Frequently Asked Questions
What is dbt?
dbt (data build tool) is an open-source transformation framework that enables data teams to write, test, and document SQL-based transformations inside the data warehouse. A dbt model is a SQL SELECT statement saved as a file — dbt handles all DDL (CREATE TABLE, CREATE VIEW) automatically. It uses Jinja templating for dynamic SQL, builds a dependency DAG from model references, and brings software engineering practices like version control and CI/CD to analytics workflows.
What is analytics engineering?
Analytics engineering is the discipline that sits between data engineering and data analytics, focused on the transformation layer that turns raw ingested data into clean, modeled, trustworthy datasets. Analytics engineers design data models, write transformation logic in SQL, implement data quality tests, maintain documentation, and manage schema changes — all typically using dbt as their primary tool.
What is the difference between dbt Core and dbt Cloud?
dbt Core is the free, open-source command-line tool that you install locally and run against your warehouse. dbt Cloud is the managed platform built on top of Core that adds a web IDE, job scheduling, environment management, hosted documentation, and a semantic layer. The SQL you write is identical in both — the difference is in the operational tooling around it. dbt Core is sufficient for learning and small teams; dbt Cloud adds value for larger organizations.

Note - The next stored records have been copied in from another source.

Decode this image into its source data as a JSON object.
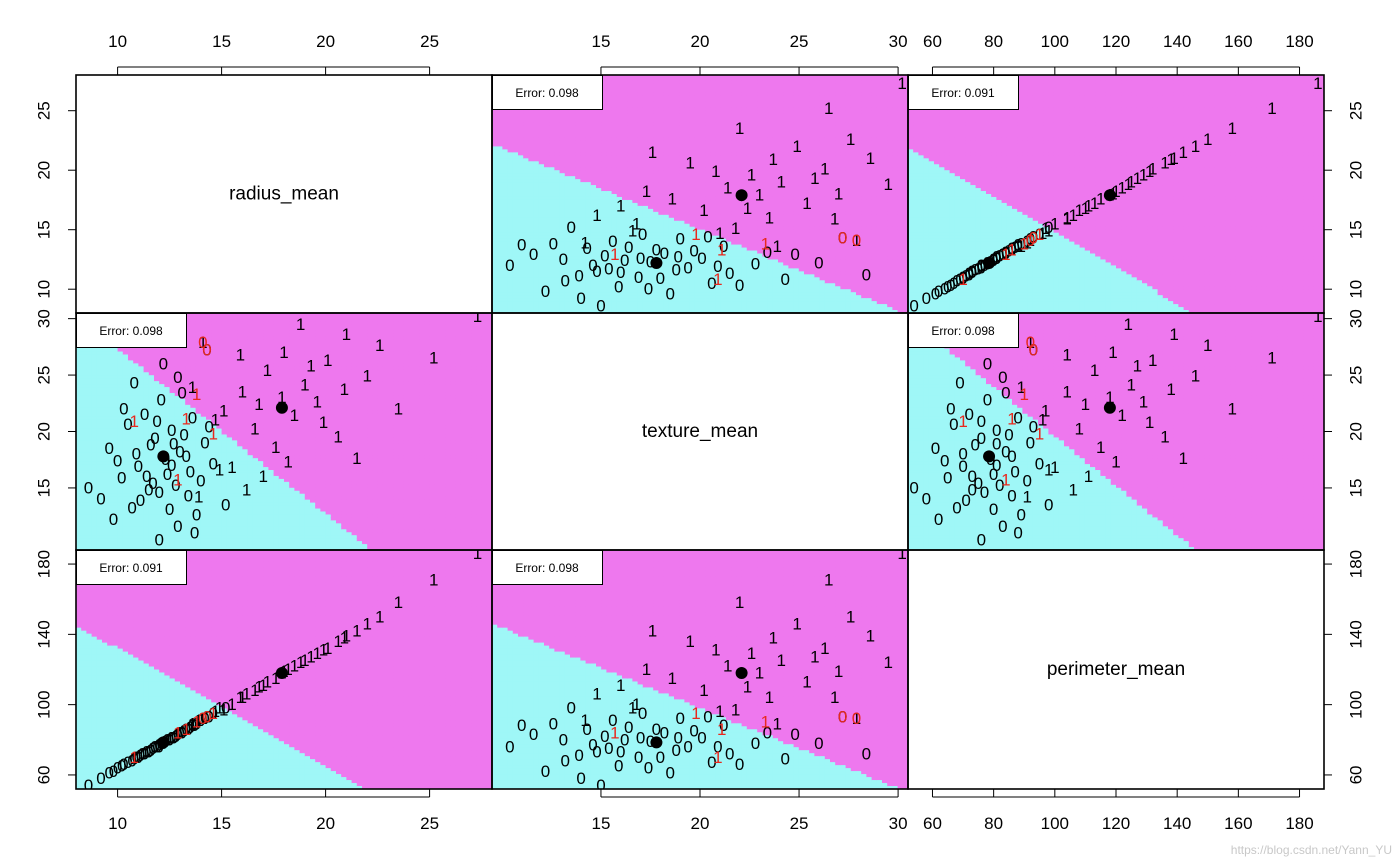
{
  "chart_data": {
    "type": "scatter",
    "subtype": "pairs-matrix-classification",
    "variables": [
      "radius_mean",
      "texture_mean",
      "perimeter_mean"
    ],
    "ranges": {
      "radius_mean": [
        8,
        28
      ],
      "texture_mean": [
        9.5,
        30.5
      ],
      "perimeter_mean": [
        52,
        188
      ]
    },
    "ticks": {
      "radius_mean": [
        10,
        15,
        20,
        25
      ],
      "texture_mean": [
        15,
        20,
        25,
        30
      ],
      "perimeter_mean": [
        60,
        80,
        100,
        120,
        140,
        160,
        180
      ],
      "perimeter_mean_left": [
        60,
        100,
        140,
        180
      ],
      "perimeter_mean_right": [
        60,
        100,
        140,
        180
      ]
    },
    "region_colors": {
      "class0": "#9ff7f7",
      "class1": "#ee78ee"
    },
    "misclassified_color": "#e8291e",
    "centroid_color": "#000000",
    "centroids": {
      "class0": {
        "radius_mean": 12.2,
        "texture_mean": 17.8,
        "perimeter_mean": 78.5
      },
      "class1": {
        "radius_mean": 17.9,
        "texture_mean": 22.1,
        "perimeter_mean": 118.0
      }
    },
    "panels": [
      {
        "row": 0,
        "col": 1,
        "x": "texture_mean",
        "y": "radius_mean",
        "error": "Error: 0.098"
      },
      {
        "row": 0,
        "col": 2,
        "x": "perimeter_mean",
        "y": "radius_mean",
        "error": "Error: 0.091"
      },
      {
        "row": 1,
        "col": 0,
        "x": "radius_mean",
        "y": "texture_mean",
        "error": "Error: 0.098"
      },
      {
        "row": 1,
        "col": 2,
        "x": "perimeter_mean",
        "y": "texture_mean",
        "error": "Error: 0.098"
      },
      {
        "row": 2,
        "col": 0,
        "x": "radius_mean",
        "y": "perimeter_mean",
        "error": "Error: 0.091"
      },
      {
        "row": 2,
        "col": 1,
        "x": "texture_mean",
        "y": "perimeter_mean",
        "error": "Error: 0.098"
      }
    ],
    "points": [
      {
        "radius_mean": 12.0,
        "texture_mean": 10.4,
        "perimeter_mean": 76.0,
        "label": "0"
      },
      {
        "radius_mean": 10.7,
        "texture_mean": 13.2,
        "perimeter_mean": 68.0,
        "label": "0"
      },
      {
        "radius_mean": 11.5,
        "texture_mean": 14.8,
        "perimeter_mean": 73.0,
        "label": "0"
      },
      {
        "radius_mean": 12.8,
        "texture_mean": 15.2,
        "perimeter_mean": 82.0,
        "label": "0"
      },
      {
        "radius_mean": 13.5,
        "texture_mean": 16.4,
        "perimeter_mean": 87.0,
        "label": "0"
      },
      {
        "radius_mean": 11.0,
        "texture_mean": 16.9,
        "perimeter_mean": 70.0,
        "label": "0"
      },
      {
        "radius_mean": 12.3,
        "texture_mean": 17.5,
        "perimeter_mean": 79.0,
        "label": "0"
      },
      {
        "radius_mean": 13.0,
        "texture_mean": 18.2,
        "perimeter_mean": 84.0,
        "label": "0"
      },
      {
        "radius_mean": 9.6,
        "texture_mean": 18.5,
        "perimeter_mean": 61.0,
        "label": "0"
      },
      {
        "radius_mean": 14.2,
        "texture_mean": 19.0,
        "perimeter_mean": 92.0,
        "label": "0"
      },
      {
        "radius_mean": 11.8,
        "texture_mean": 19.4,
        "perimeter_mean": 76.0,
        "label": "0"
      },
      {
        "radius_mean": 12.6,
        "texture_mean": 20.1,
        "perimeter_mean": 81.0,
        "label": "0"
      },
      {
        "radius_mean": 10.2,
        "texture_mean": 15.9,
        "perimeter_mean": 65.0,
        "label": "0"
      },
      {
        "radius_mean": 13.4,
        "texture_mean": 14.3,
        "perimeter_mean": 86.0,
        "label": "0"
      },
      {
        "radius_mean": 11.3,
        "texture_mean": 21.5,
        "perimeter_mean": 72.0,
        "label": "0"
      },
      {
        "radius_mean": 12.1,
        "texture_mean": 22.8,
        "perimeter_mean": 78.0,
        "label": "0"
      },
      {
        "radius_mean": 10.8,
        "texture_mean": 24.3,
        "perimeter_mean": 69.0,
        "label": "0"
      },
      {
        "radius_mean": 13.8,
        "texture_mean": 12.6,
        "perimeter_mean": 89.0,
        "label": "0"
      },
      {
        "radius_mean": 9.2,
        "texture_mean": 14.0,
        "perimeter_mean": 58.0,
        "label": "0"
      },
      {
        "radius_mean": 12.9,
        "texture_mean": 11.6,
        "perimeter_mean": 83.0,
        "label": "0"
      },
      {
        "radius_mean": 11.6,
        "texture_mean": 18.8,
        "perimeter_mean": 74.0,
        "label": "0"
      },
      {
        "radius_mean": 14.6,
        "texture_mean": 17.1,
        "perimeter_mean": 95.0,
        "label": "0"
      },
      {
        "radius_mean": 10.5,
        "texture_mean": 20.6,
        "perimeter_mean": 67.0,
        "label": "0"
      },
      {
        "radius_mean": 13.2,
        "texture_mean": 19.7,
        "perimeter_mean": 85.0,
        "label": "0"
      },
      {
        "radius_mean": 12.4,
        "texture_mean": 16.2,
        "perimeter_mean": 80.0,
        "label": "0"
      },
      {
        "radius_mean": 11.1,
        "texture_mean": 13.9,
        "perimeter_mean": 71.0,
        "label": "0"
      },
      {
        "radius_mean": 13.6,
        "texture_mean": 21.2,
        "perimeter_mean": 88.0,
        "label": "0"
      },
      {
        "radius_mean": 12.0,
        "texture_mean": 14.6,
        "perimeter_mean": 77.0,
        "label": "0"
      },
      {
        "radius_mean": 10.0,
        "texture_mean": 17.4,
        "perimeter_mean": 64.0,
        "label": "0"
      },
      {
        "radius_mean": 14.0,
        "texture_mean": 15.6,
        "perimeter_mean": 91.0,
        "label": "0"
      },
      {
        "radius_mean": 12.7,
        "texture_mean": 18.9,
        "perimeter_mean": 81.0,
        "label": "0"
      },
      {
        "radius_mean": 11.4,
        "texture_mean": 16.0,
        "perimeter_mean": 73.0,
        "label": "0"
      },
      {
        "radius_mean": 13.1,
        "texture_mean": 23.4,
        "perimeter_mean": 84.0,
        "label": "0"
      },
      {
        "radius_mean": 9.8,
        "texture_mean": 12.2,
        "perimeter_mean": 62.0,
        "label": "0"
      },
      {
        "radius_mean": 12.5,
        "texture_mean": 13.1,
        "perimeter_mean": 80.0,
        "label": "0"
      },
      {
        "radius_mean": 14.4,
        "texture_mean": 20.4,
        "perimeter_mean": 93.0,
        "label": "0"
      },
      {
        "radius_mean": 11.9,
        "texture_mean": 20.9,
        "perimeter_mean": 76.0,
        "label": "0"
      },
      {
        "radius_mean": 10.9,
        "texture_mean": 18.0,
        "perimeter_mean": 70.0,
        "label": "0"
      },
      {
        "radius_mean": 13.3,
        "texture_mean": 17.8,
        "perimeter_mean": 86.0,
        "label": "0"
      },
      {
        "radius_mean": 12.2,
        "texture_mean": 26.0,
        "perimeter_mean": 78.0,
        "label": "0"
      },
      {
        "radius_mean": 8.6,
        "texture_mean": 15.0,
        "perimeter_mean": 54.0,
        "label": "0"
      },
      {
        "radius_mean": 15.2,
        "texture_mean": 13.5,
        "perimeter_mean": 98.0,
        "label": "0"
      },
      {
        "radius_mean": 12.9,
        "texture_mean": 24.8,
        "perimeter_mean": 83.0,
        "label": "0"
      },
      {
        "radius_mean": 11.2,
        "texture_mean": 28.4,
        "perimeter_mean": 72.0,
        "label": "0"
      },
      {
        "radius_mean": 13.7,
        "texture_mean": 11.0,
        "perimeter_mean": 88.0,
        "label": "0"
      },
      {
        "radius_mean": 10.3,
        "texture_mean": 22.0,
        "perimeter_mean": 66.0,
        "label": "0"
      },
      {
        "radius_mean": 12.6,
        "texture_mean": 17.0,
        "perimeter_mean": 81.0,
        "label": "0"
      },
      {
        "radius_mean": 11.7,
        "texture_mean": 15.4,
        "perimeter_mean": 75.0,
        "label": "0"
      },
      {
        "radius_mean": 14.1,
        "texture_mean": 27.9,
        "perimeter_mean": 92.0,
        "label": "1"
      },
      {
        "radius_mean": 14.3,
        "texture_mean": 27.2,
        "perimeter_mean": 93.0,
        "label": "0"
      },
      {
        "radius_mean": 15.1,
        "texture_mean": 21.8,
        "perimeter_mean": 97.0,
        "label": "1"
      },
      {
        "radius_mean": 16.0,
        "texture_mean": 23.5,
        "perimeter_mean": 104.0,
        "label": "1"
      },
      {
        "radius_mean": 15.5,
        "texture_mean": 16.8,
        "perimeter_mean": 100.0,
        "label": "1"
      },
      {
        "radius_mean": 17.2,
        "texture_mean": 25.4,
        "perimeter_mean": 113.0,
        "label": "1"
      },
      {
        "radius_mean": 16.6,
        "texture_mean": 20.2,
        "perimeter_mean": 108.0,
        "label": "1"
      },
      {
        "radius_mean": 18.0,
        "texture_mean": 27.0,
        "perimeter_mean": 119.0,
        "label": "1"
      },
      {
        "radius_mean": 17.6,
        "texture_mean": 18.6,
        "perimeter_mean": 115.0,
        "label": "1"
      },
      {
        "radius_mean": 19.0,
        "texture_mean": 24.1,
        "perimeter_mean": 125.0,
        "label": "1"
      },
      {
        "radius_mean": 18.5,
        "texture_mean": 21.4,
        "perimeter_mean": 122.0,
        "label": "1"
      },
      {
        "radius_mean": 20.1,
        "texture_mean": 26.3,
        "perimeter_mean": 132.0,
        "label": "1"
      },
      {
        "radius_mean": 19.6,
        "texture_mean": 22.6,
        "perimeter_mean": 129.0,
        "label": "1"
      },
      {
        "radius_mean": 21.0,
        "texture_mean": 28.6,
        "perimeter_mean": 139.0,
        "label": "1"
      },
      {
        "radius_mean": 20.6,
        "texture_mean": 19.5,
        "perimeter_mean": 136.0,
        "label": "1"
      },
      {
        "radius_mean": 22.0,
        "texture_mean": 24.9,
        "perimeter_mean": 146.0,
        "label": "1"
      },
      {
        "radius_mean": 21.5,
        "texture_mean": 17.6,
        "perimeter_mean": 142.0,
        "label": "1"
      },
      {
        "radius_mean": 23.5,
        "texture_mean": 22.0,
        "perimeter_mean": 158.0,
        "label": "1"
      },
      {
        "radius_mean": 25.2,
        "texture_mean": 26.5,
        "perimeter_mean": 171.0,
        "label": "1"
      },
      {
        "radius_mean": 17.0,
        "texture_mean": 16.0,
        "perimeter_mean": 111.0,
        "label": "1"
      },
      {
        "radius_mean": 18.8,
        "texture_mean": 29.5,
        "perimeter_mean": 124.0,
        "label": "1"
      },
      {
        "radius_mean": 16.2,
        "texture_mean": 14.8,
        "perimeter_mean": 106.0,
        "label": "1"
      },
      {
        "radius_mean": 19.9,
        "texture_mean": 20.8,
        "perimeter_mean": 131.0,
        "label": "1"
      },
      {
        "radius_mean": 17.9,
        "texture_mean": 23.0,
        "perimeter_mean": 118.0,
        "label": "1"
      },
      {
        "radius_mean": 20.9,
        "texture_mean": 23.7,
        "perimeter_mean": 138.0,
        "label": "1"
      },
      {
        "radius_mean": 15.9,
        "texture_mean": 26.8,
        "perimeter_mean": 104.0,
        "label": "1"
      },
      {
        "radius_mean": 22.6,
        "texture_mean": 27.6,
        "perimeter_mean": 150.0,
        "label": "1"
      },
      {
        "radius_mean": 18.2,
        "texture_mean": 17.3,
        "perimeter_mean": 120.0,
        "label": "1"
      },
      {
        "radius_mean": 19.3,
        "texture_mean": 25.8,
        "perimeter_mean": 127.0,
        "label": "1"
      },
      {
        "radius_mean": 16.8,
        "texture_mean": 22.4,
        "perimeter_mean": 110.0,
        "label": "1"
      },
      {
        "radius_mean": 27.3,
        "texture_mean": 30.2,
        "perimeter_mean": 186.0,
        "label": "1"
      },
      {
        "radius_mean": 14.7,
        "texture_mean": 21.0,
        "perimeter_mean": 96.0,
        "label": "1"
      },
      {
        "radius_mean": 14.9,
        "texture_mean": 16.6,
        "perimeter_mean": 98.0,
        "label": "1"
      },
      {
        "radius_mean": 13.6,
        "texture_mean": 23.9,
        "perimeter_mean": 89.0,
        "label": "1"
      },
      {
        "radius_mean": 13.9,
        "texture_mean": 14.2,
        "perimeter_mean": 91.0,
        "label": "1"
      }
    ],
    "misclassified": [
      {
        "radius_mean": 14.1,
        "texture_mean": 27.9,
        "perimeter_mean": 92.0,
        "label": "0"
      },
      {
        "radius_mean": 14.3,
        "texture_mean": 27.2,
        "perimeter_mean": 93.0,
        "label": "0"
      },
      {
        "radius_mean": 13.8,
        "texture_mean": 23.3,
        "perimeter_mean": 90.0,
        "label": "1"
      },
      {
        "radius_mean": 10.8,
        "texture_mean": 20.9,
        "perimeter_mean": 70.0,
        "label": "1"
      },
      {
        "radius_mean": 13.3,
        "texture_mean": 21.1,
        "perimeter_mean": 86.0,
        "label": "1"
      },
      {
        "radius_mean": 12.9,
        "texture_mean": 15.7,
        "perimeter_mean": 84.0,
        "label": "1"
      },
      {
        "radius_mean": 14.6,
        "texture_mean": 19.8,
        "perimeter_mean": 95.0,
        "label": "1"
      }
    ]
  },
  "watermark": "https://blog.csdn.net/Yann_YU"
}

What are dbt materializations?
Materializations control how dbt builds a model in the warehouse. The four types are: view (creates a SQL view, lightweight and always fresh), table (creates a physical table with full refresh), incremental (appends or merges only new/changed records for large tables), and ephemeral (compiles to a CTE, not materialized in the warehouse). Choose based on model size, query frequency, and data freshness needs.
What are dbt tests?
dbt tests are assertions that validate data quality after models are built. Generic tests are declared in YAML and include built-in checks like unique, not_null, accepted_values, and relationships (foreign key integrity). Singular tests are custom SQL queries that return failing rows — if any rows are returned, the test fails. Packages like dbt-utils and dbt-expectations add dozens of additional reusable test types.